In 1910, the government started training more Black women. Under colonial rule, the Transvaal and the Orange Free State commenced nurse training for Black women in the 1930s and 1950s, respectively. Other mission hospitals also trained more Black women in order to provide healthcare in rural areas. The field was only gradually opened to Black women with 255 Black nurses training nationwide in 1937. By the 1940s, there were only about 800 registered Black nurses in the country. By 1990, of the approximately 15 000 nurses who were registered with the South African Nursing Council, about two-thirds were people of colour.

==Activism==
Makiwane took part in the Bloemfontein anti-pass campaign and on 28 May 1913 was one of 200 women led by Charlotte Maxeke who marched on the Bloemfontein Mayor's office. In this campaign, a petition was signed by some 5000 African and mixed-ancestry women in the Free State. It was sent to Louis Botha demanding for the pass laws to be repealed.

==Retirement==
She resumed work with the Lovedale Hospital and served the hospital until she was granted long leave due to ill health.

==Death and legacy==
After leaving Lovedale, she joined her sister, Majombozi in Thaba 'Nchu where she eventually died in 1919 at the age of 39.
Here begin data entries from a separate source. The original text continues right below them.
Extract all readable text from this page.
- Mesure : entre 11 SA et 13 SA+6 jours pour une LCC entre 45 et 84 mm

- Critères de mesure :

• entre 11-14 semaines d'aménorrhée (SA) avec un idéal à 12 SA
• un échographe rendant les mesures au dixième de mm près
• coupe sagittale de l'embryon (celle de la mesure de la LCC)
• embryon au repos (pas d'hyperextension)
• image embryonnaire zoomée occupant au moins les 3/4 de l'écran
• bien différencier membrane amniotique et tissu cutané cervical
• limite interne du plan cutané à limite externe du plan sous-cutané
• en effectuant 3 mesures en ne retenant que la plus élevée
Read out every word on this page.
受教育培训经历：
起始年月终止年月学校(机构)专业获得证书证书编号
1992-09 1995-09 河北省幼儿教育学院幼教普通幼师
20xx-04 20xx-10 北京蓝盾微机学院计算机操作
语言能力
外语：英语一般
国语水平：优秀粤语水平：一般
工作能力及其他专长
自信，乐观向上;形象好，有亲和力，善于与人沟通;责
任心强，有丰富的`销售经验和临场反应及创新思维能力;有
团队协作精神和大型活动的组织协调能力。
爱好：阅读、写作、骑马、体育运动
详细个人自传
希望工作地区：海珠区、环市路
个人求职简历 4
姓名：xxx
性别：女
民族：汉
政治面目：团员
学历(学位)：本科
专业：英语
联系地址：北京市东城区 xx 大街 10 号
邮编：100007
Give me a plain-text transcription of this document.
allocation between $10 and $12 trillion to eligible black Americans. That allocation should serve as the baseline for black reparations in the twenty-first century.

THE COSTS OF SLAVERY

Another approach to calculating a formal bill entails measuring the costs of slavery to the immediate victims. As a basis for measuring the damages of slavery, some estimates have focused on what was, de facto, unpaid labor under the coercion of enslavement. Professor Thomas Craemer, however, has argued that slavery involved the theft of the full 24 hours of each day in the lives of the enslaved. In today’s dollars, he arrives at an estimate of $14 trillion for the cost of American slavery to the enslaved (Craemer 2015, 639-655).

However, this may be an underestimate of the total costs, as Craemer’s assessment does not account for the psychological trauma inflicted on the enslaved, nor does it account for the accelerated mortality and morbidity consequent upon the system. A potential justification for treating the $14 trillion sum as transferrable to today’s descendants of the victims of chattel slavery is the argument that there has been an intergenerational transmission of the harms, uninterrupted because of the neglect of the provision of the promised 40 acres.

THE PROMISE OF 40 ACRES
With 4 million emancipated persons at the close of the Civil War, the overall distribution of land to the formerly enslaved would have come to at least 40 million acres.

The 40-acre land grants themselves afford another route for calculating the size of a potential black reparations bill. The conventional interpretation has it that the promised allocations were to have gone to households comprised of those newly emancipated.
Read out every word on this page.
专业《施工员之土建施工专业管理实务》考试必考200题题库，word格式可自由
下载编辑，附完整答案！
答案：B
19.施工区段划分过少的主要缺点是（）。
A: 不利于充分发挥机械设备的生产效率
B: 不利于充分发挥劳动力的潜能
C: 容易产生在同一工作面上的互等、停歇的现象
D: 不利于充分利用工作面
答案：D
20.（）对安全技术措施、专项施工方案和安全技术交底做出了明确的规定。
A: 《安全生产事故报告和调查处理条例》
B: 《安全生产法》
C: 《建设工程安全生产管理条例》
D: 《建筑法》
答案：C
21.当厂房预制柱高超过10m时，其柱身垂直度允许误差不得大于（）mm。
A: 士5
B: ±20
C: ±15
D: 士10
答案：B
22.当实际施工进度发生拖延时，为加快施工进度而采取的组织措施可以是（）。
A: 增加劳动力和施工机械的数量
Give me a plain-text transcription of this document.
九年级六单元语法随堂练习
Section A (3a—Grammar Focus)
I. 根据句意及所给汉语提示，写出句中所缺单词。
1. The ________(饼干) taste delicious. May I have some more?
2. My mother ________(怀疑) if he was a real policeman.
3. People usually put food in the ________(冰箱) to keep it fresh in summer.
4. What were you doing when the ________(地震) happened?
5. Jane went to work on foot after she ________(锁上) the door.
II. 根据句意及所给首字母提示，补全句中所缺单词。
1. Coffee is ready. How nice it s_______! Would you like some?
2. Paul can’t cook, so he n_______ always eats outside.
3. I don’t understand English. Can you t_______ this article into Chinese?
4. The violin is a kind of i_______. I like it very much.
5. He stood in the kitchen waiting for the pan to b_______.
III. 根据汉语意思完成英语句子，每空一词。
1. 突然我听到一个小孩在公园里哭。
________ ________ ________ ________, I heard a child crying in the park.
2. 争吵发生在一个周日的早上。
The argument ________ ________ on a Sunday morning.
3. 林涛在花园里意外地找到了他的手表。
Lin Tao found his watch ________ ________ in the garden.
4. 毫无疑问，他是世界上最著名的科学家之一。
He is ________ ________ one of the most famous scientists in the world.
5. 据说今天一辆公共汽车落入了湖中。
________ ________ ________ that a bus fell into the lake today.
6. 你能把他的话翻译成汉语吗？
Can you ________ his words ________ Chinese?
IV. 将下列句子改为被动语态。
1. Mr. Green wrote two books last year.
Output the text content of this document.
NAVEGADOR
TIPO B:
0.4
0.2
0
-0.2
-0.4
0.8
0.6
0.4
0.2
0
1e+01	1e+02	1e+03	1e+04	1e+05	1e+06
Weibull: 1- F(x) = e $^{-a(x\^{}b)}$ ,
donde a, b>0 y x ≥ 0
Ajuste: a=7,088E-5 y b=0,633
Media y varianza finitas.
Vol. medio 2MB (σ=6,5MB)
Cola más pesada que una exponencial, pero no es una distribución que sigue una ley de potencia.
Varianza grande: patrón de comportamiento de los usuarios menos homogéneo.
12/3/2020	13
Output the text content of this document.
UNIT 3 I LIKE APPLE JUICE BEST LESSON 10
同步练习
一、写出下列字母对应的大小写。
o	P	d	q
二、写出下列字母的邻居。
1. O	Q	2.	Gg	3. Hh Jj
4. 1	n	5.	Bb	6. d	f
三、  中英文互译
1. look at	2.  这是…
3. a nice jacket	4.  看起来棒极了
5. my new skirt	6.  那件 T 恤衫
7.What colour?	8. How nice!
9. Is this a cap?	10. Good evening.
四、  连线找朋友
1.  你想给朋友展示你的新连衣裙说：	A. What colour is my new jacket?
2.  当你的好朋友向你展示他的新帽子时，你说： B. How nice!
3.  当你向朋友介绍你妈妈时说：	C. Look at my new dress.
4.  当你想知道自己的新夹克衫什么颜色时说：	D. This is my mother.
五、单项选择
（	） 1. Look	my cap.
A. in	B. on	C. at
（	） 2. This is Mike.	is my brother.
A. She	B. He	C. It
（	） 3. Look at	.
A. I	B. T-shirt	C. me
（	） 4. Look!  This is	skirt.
The South African Nursing Association c.1965 annually awarded a 'Cecilia Makiwane Gold Medal' to the 'Bantu' nurse who obtained the highest marks but not less than 75% of the total in the final exam for General Nurses. In 1970 over 2,000 people, including nurses of the Natal Midland African Branch of the South African Nursing Association, assembled in St. Augustine’s Mission Church, Edendale, Pietermaritzburg, to commemorate Makiwane's registration. A statue of Cecilia Makiwane, sculpted by Jack Penn, was unveiled by the nurses of South Africa at the Victoria Hospital (Alice) in Lovedale on 7 May 1977. It was funded by nurses. It was mounted on a granite plinth, a short distance to the north of the 1939 Macvicar Hospital Building and still intact in 2025. A postage stamp was issued in 1982 to honour local heroine Cecilia Makiwane by the short-lived republic "Ciskei", now known as the Eastern Cape. In 1977 the Mdantsane Hospital in the Eastern Cape was renamed Cecilia Makiwane Hospital; the 'new' Cecilia Makiwane Hospital was officially opened by the Deputy President of South Africa Cyril Ramaphosa on the 17 September 2017. The Cecilia Makiwane Nurse's Recognition Award for health care professionals, introduced by the South African government in 2002 was still being annually awarded in 2025.